Carla Huisman (RUG): Tijdelijke huurcontracten boeken terreinwinst op de huurwoningmarkt

Geplaatst door CorporatieMedia op
 

Steeds meer huurders krijgen te maken met tijdelijke huurcontracten. Opvallend, omdat dit type contract zo’n twintig jaar geleden nog amper voorkwam in Nederland. Welk effect heeft dit fenomeen en hoe wenselijk is dat eigenlijk? Carla Huisman, nu postdoctoraal onderzoeker aan de TU Delft, deed aan de Rijksuniversiteit Groningen onderzoek naar de trend: “Er vindt een stille verschuiving naar tijdelijkheid plaats en over de gevolgen ervan is nog maar weinig bekend.”
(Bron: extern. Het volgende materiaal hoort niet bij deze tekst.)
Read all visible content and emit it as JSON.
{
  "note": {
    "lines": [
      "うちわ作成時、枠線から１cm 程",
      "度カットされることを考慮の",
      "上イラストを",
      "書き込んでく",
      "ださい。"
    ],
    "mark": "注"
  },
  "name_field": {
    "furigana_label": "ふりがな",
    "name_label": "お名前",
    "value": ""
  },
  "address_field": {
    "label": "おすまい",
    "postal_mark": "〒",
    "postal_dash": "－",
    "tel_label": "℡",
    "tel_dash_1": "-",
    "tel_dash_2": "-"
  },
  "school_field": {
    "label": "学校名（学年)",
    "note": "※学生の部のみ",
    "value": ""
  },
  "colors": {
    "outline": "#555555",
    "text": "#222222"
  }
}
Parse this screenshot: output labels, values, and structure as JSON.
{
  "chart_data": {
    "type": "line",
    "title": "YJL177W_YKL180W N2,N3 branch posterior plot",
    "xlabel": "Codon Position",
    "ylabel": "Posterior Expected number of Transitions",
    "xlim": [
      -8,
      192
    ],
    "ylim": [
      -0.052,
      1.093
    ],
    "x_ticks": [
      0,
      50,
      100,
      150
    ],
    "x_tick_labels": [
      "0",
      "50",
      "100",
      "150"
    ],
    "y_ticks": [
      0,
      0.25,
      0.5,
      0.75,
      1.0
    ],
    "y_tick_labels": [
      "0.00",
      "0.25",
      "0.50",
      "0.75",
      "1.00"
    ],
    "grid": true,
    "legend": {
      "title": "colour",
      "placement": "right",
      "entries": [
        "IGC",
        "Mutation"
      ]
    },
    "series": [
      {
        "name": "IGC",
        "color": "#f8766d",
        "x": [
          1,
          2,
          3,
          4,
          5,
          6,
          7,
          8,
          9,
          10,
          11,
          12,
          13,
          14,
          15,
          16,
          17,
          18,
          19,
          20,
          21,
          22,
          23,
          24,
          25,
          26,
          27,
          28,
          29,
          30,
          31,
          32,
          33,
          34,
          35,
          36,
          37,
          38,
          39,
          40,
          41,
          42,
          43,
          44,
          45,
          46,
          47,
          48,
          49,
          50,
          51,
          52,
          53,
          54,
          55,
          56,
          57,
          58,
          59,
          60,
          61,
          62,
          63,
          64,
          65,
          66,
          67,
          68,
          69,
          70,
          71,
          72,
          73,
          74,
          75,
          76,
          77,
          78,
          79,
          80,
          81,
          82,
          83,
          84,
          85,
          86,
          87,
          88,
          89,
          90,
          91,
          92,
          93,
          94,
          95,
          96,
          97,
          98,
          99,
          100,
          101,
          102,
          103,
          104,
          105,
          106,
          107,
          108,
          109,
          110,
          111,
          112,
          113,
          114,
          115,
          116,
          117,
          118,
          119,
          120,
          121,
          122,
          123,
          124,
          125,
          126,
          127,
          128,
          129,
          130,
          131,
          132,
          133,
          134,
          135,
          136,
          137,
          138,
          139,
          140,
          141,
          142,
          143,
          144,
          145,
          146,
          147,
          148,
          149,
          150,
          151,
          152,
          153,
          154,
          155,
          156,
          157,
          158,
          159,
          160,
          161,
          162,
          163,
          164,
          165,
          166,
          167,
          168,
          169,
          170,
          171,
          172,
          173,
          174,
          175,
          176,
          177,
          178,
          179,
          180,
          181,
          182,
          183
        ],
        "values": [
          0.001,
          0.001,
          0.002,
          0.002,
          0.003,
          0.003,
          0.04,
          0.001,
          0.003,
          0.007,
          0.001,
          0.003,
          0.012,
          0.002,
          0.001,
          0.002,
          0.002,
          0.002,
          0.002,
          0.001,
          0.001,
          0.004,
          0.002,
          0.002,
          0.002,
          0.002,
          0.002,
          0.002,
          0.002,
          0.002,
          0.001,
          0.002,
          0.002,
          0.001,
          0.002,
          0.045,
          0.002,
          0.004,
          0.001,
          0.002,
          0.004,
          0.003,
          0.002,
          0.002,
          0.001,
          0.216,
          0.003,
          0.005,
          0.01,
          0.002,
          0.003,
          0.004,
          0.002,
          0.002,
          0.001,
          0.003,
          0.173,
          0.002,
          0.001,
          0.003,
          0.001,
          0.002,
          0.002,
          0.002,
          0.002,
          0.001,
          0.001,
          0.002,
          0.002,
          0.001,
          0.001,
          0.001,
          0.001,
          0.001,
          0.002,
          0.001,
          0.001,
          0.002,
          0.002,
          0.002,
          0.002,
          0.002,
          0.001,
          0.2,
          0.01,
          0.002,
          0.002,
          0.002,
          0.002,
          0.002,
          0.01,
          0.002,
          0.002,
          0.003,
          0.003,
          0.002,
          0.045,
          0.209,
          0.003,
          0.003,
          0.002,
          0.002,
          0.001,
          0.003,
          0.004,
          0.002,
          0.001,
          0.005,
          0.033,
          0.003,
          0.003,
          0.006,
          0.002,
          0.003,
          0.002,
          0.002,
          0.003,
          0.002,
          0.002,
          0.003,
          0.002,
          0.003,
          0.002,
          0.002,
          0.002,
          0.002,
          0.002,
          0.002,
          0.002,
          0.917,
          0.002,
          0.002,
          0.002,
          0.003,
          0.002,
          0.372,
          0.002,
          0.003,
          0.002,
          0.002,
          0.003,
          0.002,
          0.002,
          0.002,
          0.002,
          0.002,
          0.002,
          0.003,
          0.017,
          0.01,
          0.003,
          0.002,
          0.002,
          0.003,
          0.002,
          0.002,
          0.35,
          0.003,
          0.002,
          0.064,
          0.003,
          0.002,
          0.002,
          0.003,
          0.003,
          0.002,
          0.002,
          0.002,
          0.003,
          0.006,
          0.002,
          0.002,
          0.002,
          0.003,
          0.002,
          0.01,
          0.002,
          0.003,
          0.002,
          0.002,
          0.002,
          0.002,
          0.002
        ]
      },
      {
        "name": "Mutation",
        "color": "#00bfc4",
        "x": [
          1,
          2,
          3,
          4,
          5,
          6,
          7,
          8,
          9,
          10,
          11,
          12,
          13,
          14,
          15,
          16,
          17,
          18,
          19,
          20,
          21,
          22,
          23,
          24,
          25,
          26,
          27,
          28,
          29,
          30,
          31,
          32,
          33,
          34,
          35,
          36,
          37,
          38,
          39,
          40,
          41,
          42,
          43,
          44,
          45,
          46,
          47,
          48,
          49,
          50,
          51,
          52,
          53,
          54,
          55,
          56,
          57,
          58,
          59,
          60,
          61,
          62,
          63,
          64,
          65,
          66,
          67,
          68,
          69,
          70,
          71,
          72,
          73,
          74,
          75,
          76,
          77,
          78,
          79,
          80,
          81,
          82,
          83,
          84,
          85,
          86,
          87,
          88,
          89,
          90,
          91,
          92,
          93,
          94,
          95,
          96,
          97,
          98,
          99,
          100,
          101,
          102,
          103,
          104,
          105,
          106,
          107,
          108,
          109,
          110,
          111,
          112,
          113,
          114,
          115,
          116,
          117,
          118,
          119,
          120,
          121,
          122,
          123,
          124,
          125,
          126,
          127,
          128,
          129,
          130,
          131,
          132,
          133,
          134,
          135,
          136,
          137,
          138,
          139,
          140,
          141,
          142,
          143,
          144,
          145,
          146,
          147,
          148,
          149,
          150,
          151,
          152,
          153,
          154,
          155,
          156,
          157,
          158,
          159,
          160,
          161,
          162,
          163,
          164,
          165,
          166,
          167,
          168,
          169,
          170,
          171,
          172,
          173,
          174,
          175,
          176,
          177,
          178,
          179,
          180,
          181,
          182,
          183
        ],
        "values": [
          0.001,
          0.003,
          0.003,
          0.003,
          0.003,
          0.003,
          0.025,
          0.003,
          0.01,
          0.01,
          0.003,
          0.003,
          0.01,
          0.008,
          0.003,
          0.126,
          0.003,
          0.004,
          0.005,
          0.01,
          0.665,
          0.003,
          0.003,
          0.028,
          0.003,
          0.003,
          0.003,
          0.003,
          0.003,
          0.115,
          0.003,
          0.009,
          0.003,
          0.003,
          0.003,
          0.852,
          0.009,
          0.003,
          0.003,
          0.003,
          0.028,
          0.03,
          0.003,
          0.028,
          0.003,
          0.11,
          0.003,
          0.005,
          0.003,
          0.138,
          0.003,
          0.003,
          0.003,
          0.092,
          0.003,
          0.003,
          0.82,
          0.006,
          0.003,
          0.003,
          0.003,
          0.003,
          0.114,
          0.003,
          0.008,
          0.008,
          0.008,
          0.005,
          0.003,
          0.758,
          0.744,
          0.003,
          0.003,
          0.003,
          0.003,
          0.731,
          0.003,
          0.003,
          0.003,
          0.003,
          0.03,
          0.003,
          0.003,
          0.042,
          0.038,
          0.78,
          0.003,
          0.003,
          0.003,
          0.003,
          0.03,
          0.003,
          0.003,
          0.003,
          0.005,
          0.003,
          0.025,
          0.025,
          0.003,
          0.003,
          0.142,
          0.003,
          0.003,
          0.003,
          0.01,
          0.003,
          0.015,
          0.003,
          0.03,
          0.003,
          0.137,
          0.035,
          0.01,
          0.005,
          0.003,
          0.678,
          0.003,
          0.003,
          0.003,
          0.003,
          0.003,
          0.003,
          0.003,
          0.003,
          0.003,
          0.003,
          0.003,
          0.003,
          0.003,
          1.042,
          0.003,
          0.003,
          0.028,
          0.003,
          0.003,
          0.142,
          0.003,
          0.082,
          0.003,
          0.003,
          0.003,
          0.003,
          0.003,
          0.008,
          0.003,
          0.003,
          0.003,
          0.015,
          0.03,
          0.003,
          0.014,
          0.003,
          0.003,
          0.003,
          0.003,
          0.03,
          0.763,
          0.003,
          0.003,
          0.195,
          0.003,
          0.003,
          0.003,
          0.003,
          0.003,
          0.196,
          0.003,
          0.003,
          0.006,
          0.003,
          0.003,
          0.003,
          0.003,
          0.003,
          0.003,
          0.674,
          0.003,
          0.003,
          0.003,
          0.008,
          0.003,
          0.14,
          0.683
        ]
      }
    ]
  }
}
Alle ‘niet vaste huurcontracten’ vallen volgens Carla onder de noemer tijdelijk huurcontract. De opkomst van deze soort contracten noemt ze een stille verschuiving die desondanks onder de radar blijft. “Ik ben zelf woononderzoeker en merkte anekdotisch dat steeds meer mensen hiermee te maken kregen. Maar deze verandering was vervolgens niet terug te zien in de statistiek.”

Slechte registratie
Daarom besloot Carla dieper in het fenomeen te duiken, maar ook tijdens haar onderzoek bleek het lastig cijfers te vinden over de opmars. Zo waren er in 2017 bij woningcorporaties zo’n 80.000 tijdelijke huurcontracten volgens het CBS, maar is dat volgens Carla slechts een onderschatting: “Je merkt namelijk dat de registratie van dit soort contracten slecht is waardoor het werkelijke aantal waarschijnlijk hoger ligt. Ook is de hoeveelheid niet bekend bij andere organisaties, zoals Aedes of in het WoON-onderzoek. Wanneer je kleiner kijkt en je inzoomt op één stad of doelgroep, kun je soms wel cijfers vinden. In mijn proefschrift is bijvoorbeeld gekeken naar Amsterdam en daar zie je dat de meerderheid van jongeren tussen de 18 en 23 jaar – dus niet alleen studenten – een tijdelijk huurcontract hebben.”

Zekerheid in wonen
Waar vaak als reden gegeven wordt dat tijdelijke contracten helpen de doorstroming te bevorderen in een vastzittende markt, ligt de realiteit volgens Carla genuanceerder. “Neem studenten als voorbeeld. Er wordt vaak gedacht ‘een tijdelijk contract hoort er voor hen bij’. Maar het is vaak niet zo dat ze direct na hun studie een woning kunnen krijgen.”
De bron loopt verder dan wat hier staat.